宇宙拒絕毀滅 「資助方已經談好了,就差簽協議了,你老公沒打算和我合作,只是答應我匿名捐贈二十萬幫山區那邊重建學校。」

「這事他和我說了。」

「你倆現在是我話不談啊!」

「那必須的啊!我和他是夫妻,這種事情當然要和我說,我昨天下午也問心心的,我捐贈的鋼琴到時候會和你一起過去,另外還有書包和圖書之類的安琪他們也已經採購好了。」喬語微理所當然的挑了挑眉,說得十分理直氣壯。

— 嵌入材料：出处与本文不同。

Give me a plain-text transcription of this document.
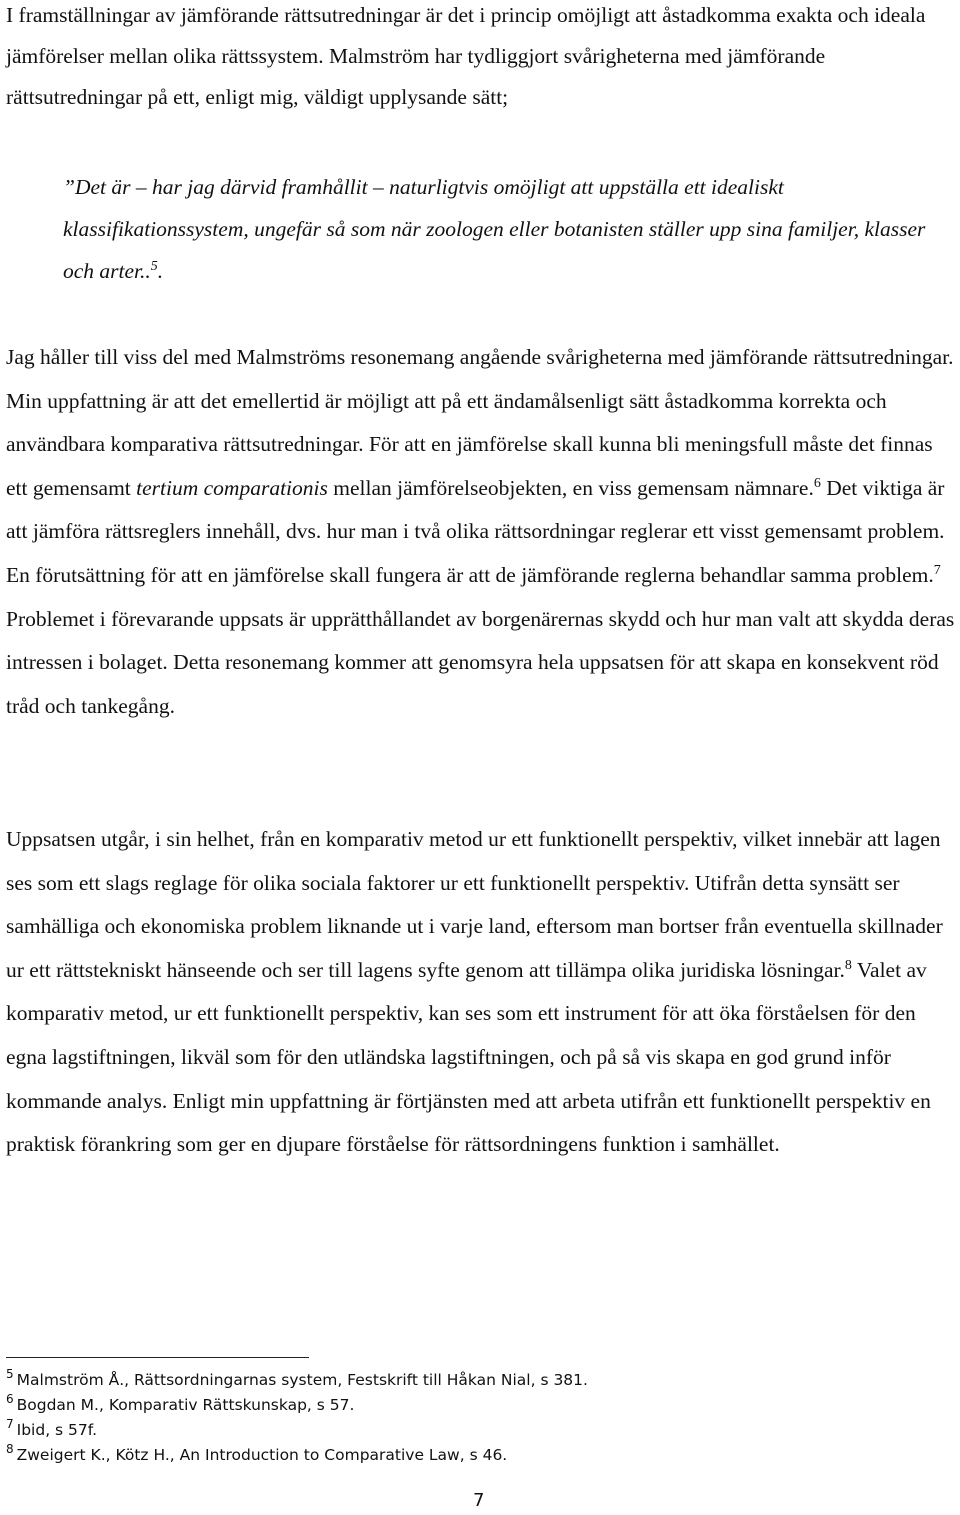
I framställningar av jämförande rättsutredningar är det i princip omöjligt att åstadkomma exakta och ideala jämförelser mellan olika rättssystem. Malmström har tydliggjort svårigheterna med jämförande rättsutredningar på ett, enligt mig, väldigt upplysande sätt;

”Det är – har jag därvid framhållit – naturligtvis omöjligt att uppställa ett idealiskt klassifikationssystem, ungefär så som när zoologen eller botanisten ställer upp sina familjer, klasser och arter..$^5$.

Jag håller till viss del med Malmströms resonemang angående svårigheterna med jämförande rättsutredningar. Min uppfattning är att det emellertid är möjligt att på ett ändamålsenligt sätt åstadkomma korrekta och användbara komparativa rättsutredningar. För att en jämförelse skall kunna bli meningsfull måste det finnas ett gemensamt tertium comparationis mellan jämförelseobjekten, en viss gemensam nämnare.$^6$ Det viktiga är att jämföra rättsreglers innehåll, dvs. hur man i två olika rättsordningar reglerar ett visst gemensamt problem. En förutsättning för att en jämförelse skall fungera är att de jämförande reglerna behandlar samma problem.$^7$ Problemet i förevarande uppsats är upprätthållandet av borgenärernas skydd och hur man valt att skydda deras intressen i bolaget. Detta resonemang kommer att genomsyra hela uppsatsen för att skapa en konsekvent röd tråd och tankegång.

Uppsatsen utgår, i sin helhet, från en komparativ metod ur ett funktionellt perspektiv, vilket innebär att lagen ses som ett slags reglage för olika sociala faktorer ur ett funktionellt perspektiv. Utifrån detta synsätt ser samhälliga och ekonomiska problem liknande ut i varje land, eftersom man bortser från eventuella skillnader ur ett rättstekniskt hänseende och ser till lagens syfte genom att tillämpa olika juridiska lösningar.$^8$ Valet av komparativ metod, ur ett funktionellt perspektiv, kan ses som ett instrument för att öka förståelsen för den egna lagstiftningen, likväl som för den utländska lagstiftningen, och på så vis skapa en god grund inför kommande analys. Enligt min uppfattning är förtjänsten med att arbeta utifrån ett funktionellt perspektiv en praktisk förankring som ger en djupare förståelse för rättsordningens funktion i samhället.

$^5$ Malmström Å., Rättsordningarnas system, Festskrift till Håkan Nial, s 381.

$^6$ Bogdan M., Komparativ Rättskunskap, s 57.

$^7$ Ibid, s 57f.

$^8$ Zweigert K., Kötz H., An Introduction to Comparative Law, s 46.

7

「那個單子心心已經給我看過了,我對過了。」尹時放下手中的咖啡杯:「詩詩的貨昨天晚上我這邊的工作人員也驗收了。」

「那既然我老公沒有參與合作,你們這個項目不是還缺一個最重要的發起人贊助商嗎?」

尹時點了點頭,面上的表情有些許無奈:「應氏集團。」

「應蕭陽?」

「嗯,我本來壓根沒想讓他參與進來的,他自己找上門來的,我後面也找不到合適的,他公司主營餐飲和旅遊,倒是附和這個項目的初衷,有便宜不撿白不撿,他自己說的,剩下所有的援助費用都算他的。」

「嘖嘖,不愧是應總,就是闊氣。」喬語微咂舌著搖頭:「不過應氏集團從來不參與這種慈善項目,這次應蕭陽為什麼會下那麼大手筆?」

「我哪知道,誰知道他在打什麼主意。」尹時攤手,聳了聳肩,也是相當的茫然。

「說句實話,其實我很想和你一起去的。」

「好啊!我一個人去還怕不適應會無聊呢!要是……。」

「停,沒有要是,別激動,聽我說完。」喬語微抬手打住她的話,翻了個白眼:「你覺得陸奕暘會同意我去嗎?」

「不會。」尹時啞然,剛剛燃起來的興趣瞬間被澆滅了,非常肯定的回。

喬語微嘆了口氣:「我前天剛和他說這件事情就被他非常絕情的打斷了,完全不給我說下去的機會。」

「那算了,我還是一個人去吧!」尹時撇嘴,還嘟囔了句:「看吧!男人就是絆腳石。」 半個月後,關於喬語微受傷的案子終於調查清楚,溫書柔也因故意傷害罪而被警方移交給檢察院了,審理案子的過程中,喬語微沒有過問半句,陸奕暘沒有插手,只是從翟佳鄴那裡聽到了結果,說是溫書柔在一審判決中被判六年零八個月,而溫書柔當場上訴,法官也當場駁回了她的上訴要求。

何紀安去看過她好幾次,剛開始判決書還沒下來的時候,溫書柔還願意見她,可自從判決書下來后,溫書柔就不願意見任何人了。

她心底的光芒一點點的離她遠去,最後將她獨留在黑暗中,那樣的感受她太過於熟悉,總是害怕回到只有自己一個人的時候,可她努力了那麼久,終究還是一個人。